Union members at six airports owned by BAA have voted three to one in favour of striking in a dispute over pay, their union says.
BAA said Heathrow, Stansted, Glasgow, Southampton, Edinburgh and Aberdeen airports would have to close if strikes went ahead, as key staff including firefighters were due to take part.
It said the 50% turnout meant the union did not have a clear mandate to act.
Strike dates are expected to be announced next week.
BAA said: "We regret the uncertainty this vote has already caused our passengers and airline customers.
"Fewer than half of those people eligible to vote have done so and we do not believe this result provides a clear mandate for strike action."

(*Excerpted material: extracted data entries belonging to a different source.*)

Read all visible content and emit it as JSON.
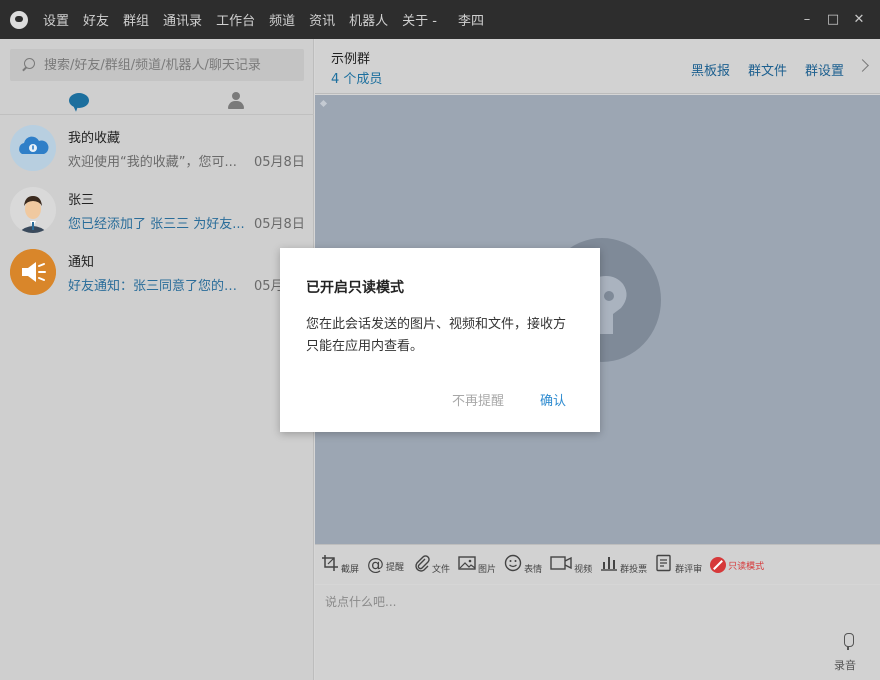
{
  "titlebar": {
    "menu": [
      "设置",
      "好友",
      "群组",
      "通讯录",
      "工作台",
      "频道",
      "资讯",
      "机器人",
      "关于 -"
    ],
    "user": "李四",
    "controls": [
      "minimize-icon",
      "maximize-icon",
      "close-icon"
    ]
  },
  "sidebar": {
    "search_placeholder": "搜索/好友/群组/频道/机器人/聊天记录",
    "tabs": [
      "chat-bubble-icon",
      "contacts-icon"
    ],
    "conversations": [
      {
        "name": "我的收藏",
        "preview": "欢迎使用“我的收藏”，您可...",
        "date": "05月8日",
        "avatar": "cloud-avatar"
      },
      {
        "name": "张三",
        "preview": "您已经添加了 张三三  为好友...",
        "date": "05月8日",
        "avatar": "person-avatar"
      },
      {
        "name": "通知",
        "preview": "好友通知：张三同意了您的好...",
        "date": "05月",
        "avatar": "speaker-avatar"
      }
    ]
  },
  "chat": {
    "group_name": "示例群",
    "member_count": "4 个成员",
    "header_links": [
      "黑板报",
      "群文件",
      "群设置"
    ],
    "toolbar": [
      {
        "icon": "crop-icon",
        "label": "截屏"
      },
      {
        "icon": "at-icon",
        "label": "提醒"
      },
      {
        "icon": "paperclip-icon",
        "label": "文件"
      },
      {
        "icon": "image-icon",
        "label": "图片"
      },
      {
        "icon": "emoji-icon",
        "label": "表情"
      },
      {
        "icon": "video-icon",
        "label": "视频"
      },
      {
        "icon": "poll-icon",
        "label": "群投票"
      },
      {
        "icon": "review-icon",
        "label": "群评审"
      },
      {
        "icon": "readonly-icon",
        "label": "只读模式"
      }
    ],
    "input_placeholder": "说点什么吧...",
    "record_label": "录音"
  },
  "dialog": {
    "title": "已开启只读模式",
    "body": "您在此会话发送的图片、视频和文件，接收方只能在应用内查看。",
    "dismiss_label": "不再提醒",
    "confirm_label": "确认"
  },
  "colors": {
    "titlebar_bg": "#2d2d2d",
    "accent_blue": "#1c6f9e",
    "confirm_blue": "#2e8bd0",
    "readonly_red": "#d6393a",
    "chat_bg": "#9ca6b3"
  }
}
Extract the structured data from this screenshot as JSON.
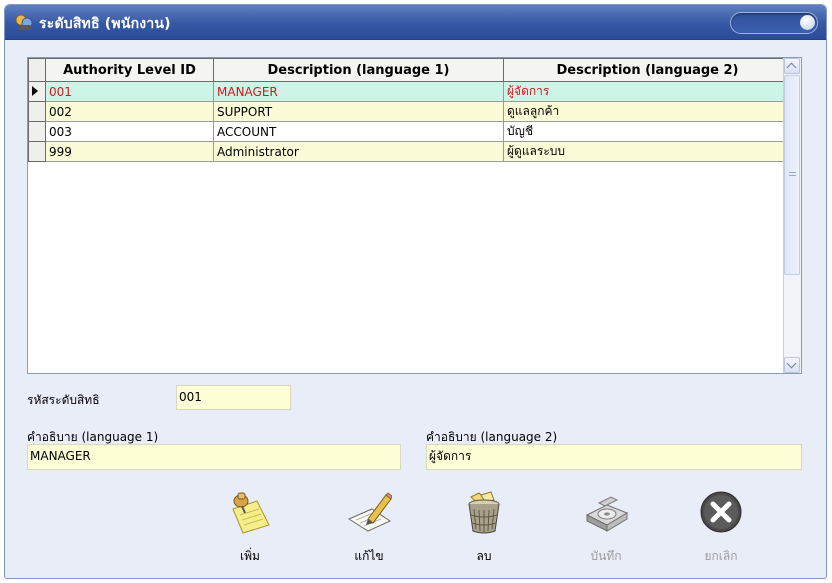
{
  "window": {
    "title": "ระดับสิทธิ (พนักงาน)"
  },
  "grid": {
    "columns": [
      "Authority Level ID",
      "Description (language 1)",
      "Description (language 2)"
    ],
    "rows": [
      {
        "id": "001",
        "desc1": "MANAGER",
        "desc2": "ผู้จัดการ",
        "selected": true
      },
      {
        "id": "002",
        "desc1": "SUPPORT",
        "desc2": "ดูแลลูกค้า",
        "selected": false
      },
      {
        "id": "003",
        "desc1": "ACCOUNT",
        "desc2": "บัญชี",
        "selected": false
      },
      {
        "id": "999",
        "desc1": "Administrator",
        "desc2": "ผู้ดูแลระบบ",
        "selected": false
      }
    ]
  },
  "form": {
    "id_label": "รหัสระดับสิทธิ",
    "id_value": "001",
    "desc1_label": "คำอธิบาย (language 1)",
    "desc1_value": "MANAGER",
    "desc2_label": "คำอธิบาย (language 2)",
    "desc2_value": "ผู้จัดการ"
  },
  "actions": {
    "add": "เพิ่ม",
    "edit": "แก้ไข",
    "delete": "ลบ",
    "save": "บันทึก",
    "cancel": "ยกเลิก"
  },
  "colors": {
    "selected_row_bg": "#ccf5e8",
    "selected_row_text": "#d1181f",
    "alt_row_bg": "#fbfbd8",
    "field_bg": "#fdfdd6",
    "titlebar": "#3658a4"
  },
  "icons": {
    "title": "people-key-icon",
    "add": "pushpin-note-icon",
    "edit": "pencil-paper-icon",
    "delete": "wastebasket-icon",
    "save": "disk-drive-icon",
    "cancel": "close-circle-icon"
  }
}
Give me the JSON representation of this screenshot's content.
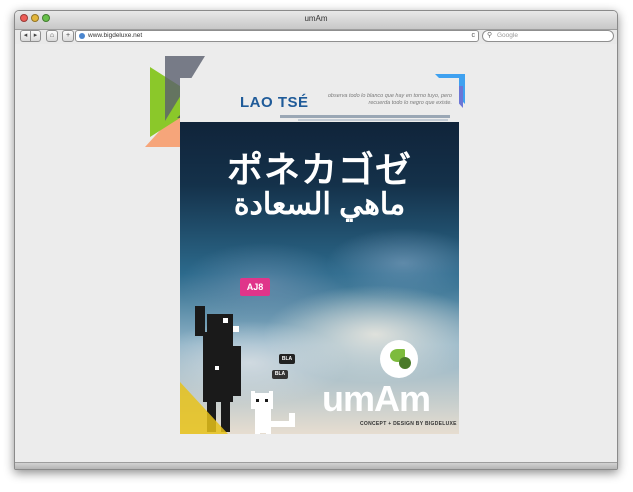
{
  "browser": {
    "title": "umAm",
    "url": "www.bigdeluxe.net",
    "search_placeholder": "Google",
    "back_icon": "◂",
    "forward_icon": "▸",
    "home_icon": "⌂",
    "add_icon": "+",
    "reload_icon": "c",
    "search_icon": "🔍"
  },
  "poster": {
    "header_title": "LAO TSÉ",
    "header_quote": "observa todo lo blanco que hay en torno tuyo, pero recuerda todo lo negro que existe.",
    "japanese_text": "ポネカゴゼ",
    "arabic_text": "ماهي السعادة",
    "bubble_pink": "AJ8",
    "bubble_small_1": "BLA",
    "bubble_small_2": "BLA",
    "brand": "umAm",
    "credits": "CONCEPT + DESIGN BY BIGDELUXE"
  },
  "colors": {
    "accent_blue": "#1f5b99",
    "pink": "#e0358a",
    "green": "#8bc82a"
  }
}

The Unite union, which is fighting a "measly" 1% pay offer, said 74.1% of the 3,054 staff who voted had said yes to strike action. A total of 6,185 staff were balloted.
In addition to the firefighters, the vote was also put to security officers, engineers and workers in various support roles.
Earlier, the much smaller Prospect union, which represents about 100 managerial and technical staff, said its members had also voted in favour of industrial action.
Both sides said they hoped to be able to avert the action through negotiation.
The union said it would be meeting on Monday to discuss a plan, leaving the weekend open for talks.
It would have to give a minimum of a week's notice for strike action, meaning walk-outs could begin from the week starting 23 August.
Some analysts suggest Unite may target the August Bank Holiday weekend that starts on 28 August, but its leaders refused to confirm that.
Unite's Brendan Gold said it was not their intention to ruin people's summer holidays.
"The advice we would give to passengers is to put pressure on the company to come to reach a negotiated settlement," he told a news conference.
Tom Hall, from travel guide publishers Lonely Planet, said travel companies would be putting in place contingency plans when they know the strike dates, such as flying from alternative airports.
"But for Heathrow - one of the world's biggest airports - there wouldn't be the capacity [at other airports]," he warned, meaning some flights would have to be cancelled.